There are a few orthogonal axes we use to measure a software engineer’s maturity. The one that easily comes to mind is technical knowledge—whether they have an accurate mental model of the language or technology they use, whether they can intuit the boundaries and long-term impact of decisions. Another axis is communication skill, whether they can understand and be understood. One can’t help but wonder: which ones do we often overlook?

Mental flexibility would be at the top of this most wanted list. It’s the ability to know that all “best practices” are context dependent. It helps us hold back opinions until a good-enough understanding of a problem is complete. After all, nobody knows. This flexibility empowers engineers to shape the technical approaches according to the problem at hand.

Sean Goedecke’s recent essay on software taste captures this well:

Almost every decision in software engineering is a tradeoff. You’re rarely picking between two options where one is strictly better. Instead, each option has its own benefits and downsides. Often you have to make hard tradeoffs between engineering values: past a certain point, you cannot easily increase performance without harming readability, for instance.

Really understanding this point is (in my view) the biggest indicator of maturity in software engineering. Immature engineers are rigid about their decisions. They think it’s always better to do X or Y. Mature engineers are usually willing to consider both sides of a decision, because they know that both sides come with different benefits. The trick is not deciding if technology X is better than Y, but whether the benefits of X outweigh Y in this particular case.

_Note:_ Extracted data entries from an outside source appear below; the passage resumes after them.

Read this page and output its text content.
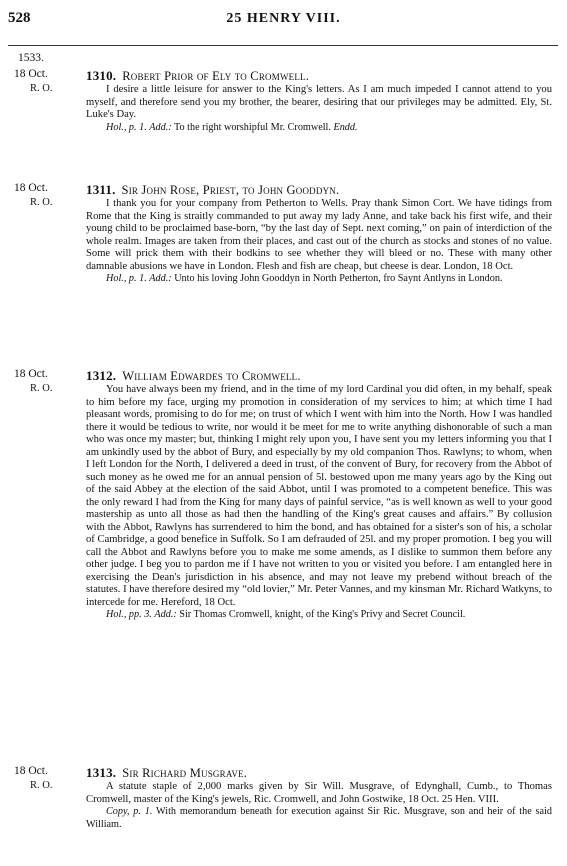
528	25 HENRY VIII.
1533.
18 Oct.
R. O.
1310. Robert Prior of Ely to Cromwell.

I desire a little leisure for answer to the King's letters. As I am much impeded I cannot attend to you myself, and therefore send you my brother, the bearer, desiring that our privileges may be admitted. Ely, St. Luke's Day.

Hol., p. 1. Add.: To the right worshipful Mr. Cromwell. Endd.

18 Oct.
R. O.
1311. Sir John Rose, Priest, to John Gooddyn.

I thank you for your company from Petherton to Wells. Pray thank Simon Cort. We have tidings from Rome that the King is straitly commanded to put away my lady Anne, and take back his first wife, and their young child to be proclaimed base-born, “by the last day of Sept. next coming,” on pain of interdiction of the whole realm. Images are taken from their places, and cast out of the church as stocks and stones of no value. Some will prick them with their bodkins to see whether they will bleed or no. These with many other damnable abusions we have in London. Flesh and fish are cheap, but cheese is dear. London, 18 Oct.

Hol., p. 1. Add.: Unto his loving John Gooddyn in North Petherton, fro Saynt Antlyns in London.

18 Oct.
R. O.
1312. William Edwardes to Cromwell.

You have always been my friend, and in the time of my lord Cardinal you did often, in my behalf, speak to him before my face, urging my promotion in consideration of my services to him; at which time I had pleasant words, promising to do for me; on trust of which I went with him into the North. How I was handled there it would be tedious to write, nor would it be meet for me to write anything dishonorable of such a man who was once my master; but, thinking I might rely upon you, I have sent you my letters informing you that I am unkindly used by the abbot of Bury, and especially by my old companion Thos. Rawlyns; to whom, when I left London for the North, I delivered a deed in trust, of the convent of Bury, for recovery from the Abbot of such money as he owed me for an annual pension of 5l. bestowed upon me many years ago by the King out of the said Abbey at the election of the said Abbot, until I was promoted to a competent benefice. This was the only reward I had from the King for many days of painful service, “as is well known as well to your good mastership as unto all those as had then the handling of the King's great causes and affairs.” By collusion with the Abbot, Rawlyns has surrendered to him the bond, and has obtained for a sister's son of his, a scholar of Cambridge, a good benefice in Suffolk. So I am defrauded of 25l. and my proper promotion. I beg you will call the Abbot and Rawlyns before you to make me some amends, as I dislike to summon them before any other judge. I beg you to pardon me if I have not written to you or visited you before. I am entangled here in exercising the Dean's jurisdiction in his absence, and may not leave my prebend without breach of the statutes. I have therefore desired my “old lovier,” Mr. Peter Vannes, and my kinsman Mr. Richard Watkyns, to intercede for me. Hereford, 18 Oct.

Hol., pp. 3. Add.: Sir Thomas Cromwell, knight, of the King's Privy and Secret Council.

18 Oct.
R. O.
1313. Sir Richard Musgrave.

A statute staple of 2,000 marks given by Sir Will. Musgrave, of Edynghall, Cumb., to Thomas Cromwell, master of the King's jewels, Ric. Cromwell, and John Gostwike, 18 Oct. 25 Hen. VIII.

Copy, p. 1. With memorandum beneath for execution against Sir Ric. Musgrave, son and heir of the said William.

It’s well worth reading in full.

Now, one thing I believe we should all be doing, not only at the outset of a project, but also regularly every month or every quarter, is to reflect on the values for the current projects we are working on. Once the value trade-offs are explicitly defined and documented, we can reorient our technical decisions and define our standard of good taste accordingly. Lastly, these values and standards should be documented in an AGENTS.md file so they can be communicated to both the humans and, increasingly, the AI agents that are part of the engineering process.

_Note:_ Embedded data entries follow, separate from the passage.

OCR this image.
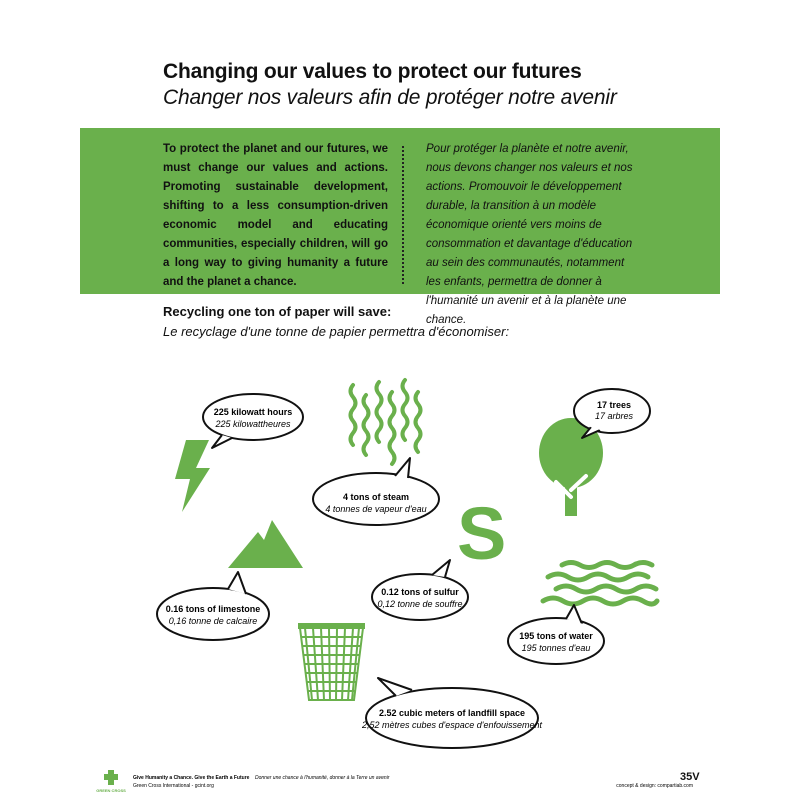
Changing our values to protect our futures
Changer nos valeurs afin de protéger notre avenir
To protect the planet and our futures, we must change our values and actions. Promoting sustainable development, shifting to a less consumption-driven economic model and educating communities, especially children, will go a long way to giving humanity a future and the planet a chance.
Pour protéger la planète et notre avenir, nous devons changer nos valeurs et nos actions. Promouvoir le développement durable, la transition à un modèle économique orienté vers moins de consommation et davantage d'éducation au sein des communautés, notamment les enfants, permettra de donner à l'humanité un avenir et à la planète une chance.
Recycling one ton of paper will save:
Le recyclage d'une tonne de papier permettra d'économiser:
S
225 kilowatt hours
225 kilowattheures
4 tons of steam
4 tonnes de vapeur d'eau
17 trees
17 arbres
0.12 tons of sulfur
0,12 tonne de souffre
0.16 tons of limestone
0,16 tonne de calcaire
195 tons of water
195 tonnes d'eau
2.52 cubic meters of landfill space
2,52 mètres cubes d'espace d'enfouissement
GREEN CROSS
Give Humanity a Chance. Give the Earth a Future
Green Cross International - gcint.org
Donner une chance à l'humanité, donner à la Terre un avenir
concept & design: compartiab.com
35V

To make that reflection concrete, here is a simple questionnaire to get started (quoted from Sean’s essay):

  • Resiliency. If an infrastructure component fails (a service dies, a network connection becomes unavailable), does the system remain functional? Can it recover without human intervention?
  • Speed. How fast is the software, compared to the theoretical limit? Is work being done in the hot path that isn’t strictly necessary?
  • Readability. Is the software easy to take in at a glance and to onboard new engineers to? Are functions relatively short and named well? Is the system well-documented?
  • Correctness. Is it possible to represent an invalid state in the system? How locked-down is the system with tests, types, and asserts? Do the tests use techniques like fuzzing? In the extreme case, has the program been proven correct by formal methods like Alloy?
  • Flexibility. Can the system be trivially extended? How easy is it to make a change? If I need to change something, how many different parts of the program do I need to touch in order to do so?
  • Portability. Is the system tied down to a particular operational environment (say, Microsoft Windows, or AWS)? If the system needs to be redeployed elsewhere, can that happen without a lot of engineering work?
  • Scalability. If traffic goes up 10x, will the system fall over? What about 100x? Does the system have to be over-provisioned or can it scale automatically? What bottlenecks will require engineering intervention?
  • Development speed. If I need to extend the system, how fast can it be done? Can most engineers work on it, or does it require a domain expert?